Qualcuno mi ha fatto notare che le mie recensioni ai film sono sempre caratterizzate da un angolo visuale in un certo senso amorevole, poiché accade che quasi naturalmente io sia portata ad individuare un aspetto positivo, una nota emotivamente affine, una qualità apparentemente nascosta, una virtù in ciò che palesemente è un difetto. E questa è l'interpretazione di chi probabilmente mi legge con occhio altrettanto amorevole, lo stesso che io adotto verso il cinema e i film.
Qualcun altro potrebbe farmi notare che le mie recensioni sono inconcludenti perché di fatto non rispondono alla domanda che tutti cerchiamo quando ne leggiamo una: vale la pena andare a vedere questo film? com'è, bello o brutto?
Ebbene, effettivamente mi sono accorta di non essere quasi mai in grado di dare questa risposta. Che ne so se vale la pena? Per me vale sempre la pena andare al cinema, anche quando ne esco delusa o frustrata. Che ne so se il film che ho visto può essere bello o brutto per un'altra persona?

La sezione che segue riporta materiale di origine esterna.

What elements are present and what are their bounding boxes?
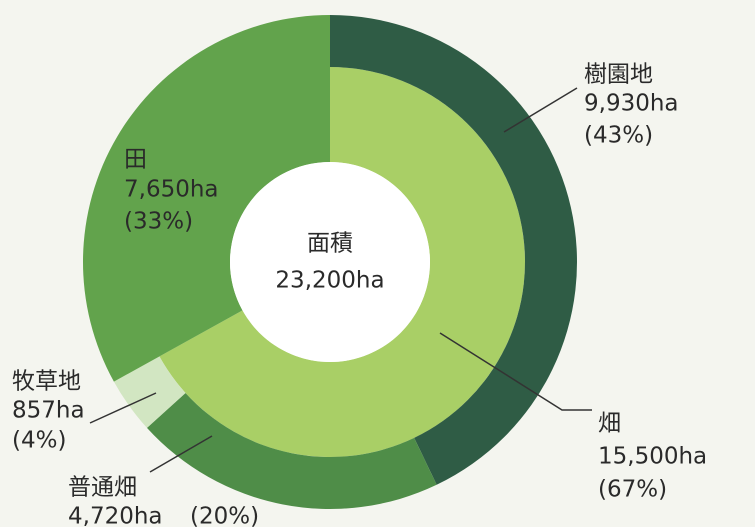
percent-label: (67%) [598, 477, 667, 503]
segment [82, 15, 330, 382]
value-label: 15,500ha [598, 444, 707, 470]
value-label: 857ha [12, 398, 85, 424]
leader-line [149, 435, 213, 473]
leader-line [439, 332, 592, 411]
percent-label: (20%) [190, 504, 259, 527]
value-label: 7,650ha [124, 177, 219, 203]
segment [159, 67, 526, 457]
category-label: 田 [124, 147, 147, 173]
segment [330, 15, 577, 485]
percent-label: (33%) [124, 209, 193, 235]
leader-line [89, 392, 157, 424]
segment [146, 392, 437, 509]
category-label: 普通畑 [68, 475, 137, 501]
category-label: 牧草地 [12, 369, 81, 395]
value-label: 4,720ha [68, 504, 163, 527]
total-label: 23,200ha [275, 268, 384, 294]
percent-label: (43%) [584, 123, 653, 149]
category-label: 畑 [598, 411, 621, 437]
center-hole [230, 162, 430, 362]
category-label: 樹園地 [584, 62, 653, 88]
center-label: 面積 [307, 231, 353, 257]
percent-label: (4%) [12, 428, 66, 454]
leader-line [503, 87, 578, 133]
segment [113, 356, 186, 428]
value-label: 9,930ha [584, 91, 679, 117]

È tutto così soggettivo, siamo tutti così diversi l'uno dall'altro, e ciascuno di noi è così emotivamente cangiante, che trovo praticamente impossibile garantire a chicchessia un consiglio che sicuramente funzioni.
E poi, come dice Salvatores, o meglio Groucho Marx (perché sua è la frase): "Preferisco leggere o vedere un film piuttosto che vivere... nella vita non c'è una trama". E forse è per questo che nel guardare e commentare un film mi viene naturale trovare qualcosa di bello, riscopro quell'ottimismo che ogni tanto perdo per strada nell'almeno apparente insensatezza che a volte il quotidiano ci propina. Per quanto... la vita, a differenza dei film, ha quello straordinario valore che è proprio di tutto ciò che non è per sempre.
Insomma, questa lunghissima premessa per dire che il nuovo film di Salvatores non mi ha convinto completamente, ma mi è piaciuto. E non c'è contraddizione in questa affermazione.
Visivamente di grandissimo effetto. Assolutamente straordinaria la fotografia di Italo Petriccione. Bellissimo lo sguardo sulla città di Milano, tanto grigia e algida nel film di Luca Guadagnino, quanto solare, poetica e sonora in Happy family.
Non nuova, ma di grande effetto, la scelta di connotare scene e personaggi con dei colori molto caratterizzati e vivaci (i rossi, i gialli, i bianchi che invadono e assorbono personaggi e oggetti e mi hanno richiamato alla mente la sensazione visiva de Il favoloso mondo di Amelie), ovvero di renderli uniformemente sommersi in tessuti fantasia che arredano pareti, letti, lampade e persone (da questo punto di vista mi ha ricordato un buffissimo film che ho visto qualche anno fa, La mia vita a Garden State).
E del resto la teatralità del film è assolutamente esplicita e scoperta. Una delle amiche con cui ero al cinema ha detto una cosa molto azzeccata: "A tratti sembra quasi un cartoon!".
Gli attori sono tutti molto bravi e gradevoli, da Fabio De Luigi (Ezio, l'autore che racconta e poi finisce nella storia), a Fabrizio Bentivoglio e Diego Abatantuono, a Margherita Buy e Carla Signoris. Anche i meno conosciuti, in particolare Valeria Bilello, se la cavano splendidamente.
E, su tutto, non c'è dubbio sul fatto che in questo film si rida, con intelligenza, ma di gusto. E questo è un merito non secondario.
Però - e veniamo alle note secondo me dolenti - il film resta esile nei contenuti emotivi e psicologici. Apre spiragli di riflessione che poi non sviluppa, sceglie giustamente di librarsi leggero, ma ogni tanto non riesce a sottrarsi a una certa superficialità, accenna riflessioni sulla vita che tendono un po' a cadere nel vuoto. Capisco che gli sceneggiatori abbiano voluto evitare il rischio "predicozzo insopportabile" di certi film italiani, ma certo è dura camminare su quel filo sottile che separa leggerezza e vacuità.
Insomma, la sensazione è che Happy family sia un film che porterò a lungo negli occhi, ma rapidamente mi uscirà dalla testa. E per me non è una bellissima premessa. Il che poi non vuol dire che magari possa essere uno di quei film che - proprio per questo motivo - manterrà inalterata la sua freschezza anche a distanza di tempo, perché non si lega a doppio filo con la percezione emotiva e intellettiva di un momento troppo determinato del mio cangiante e multiforme universo interiore.
Insomma, per rispondere alla famosa domanda iniziale. Da vedere? Ma sì, certo, sempre e comunque. Qualunque cosa ne penserete dopo. Sì, sì, proprio come la vita.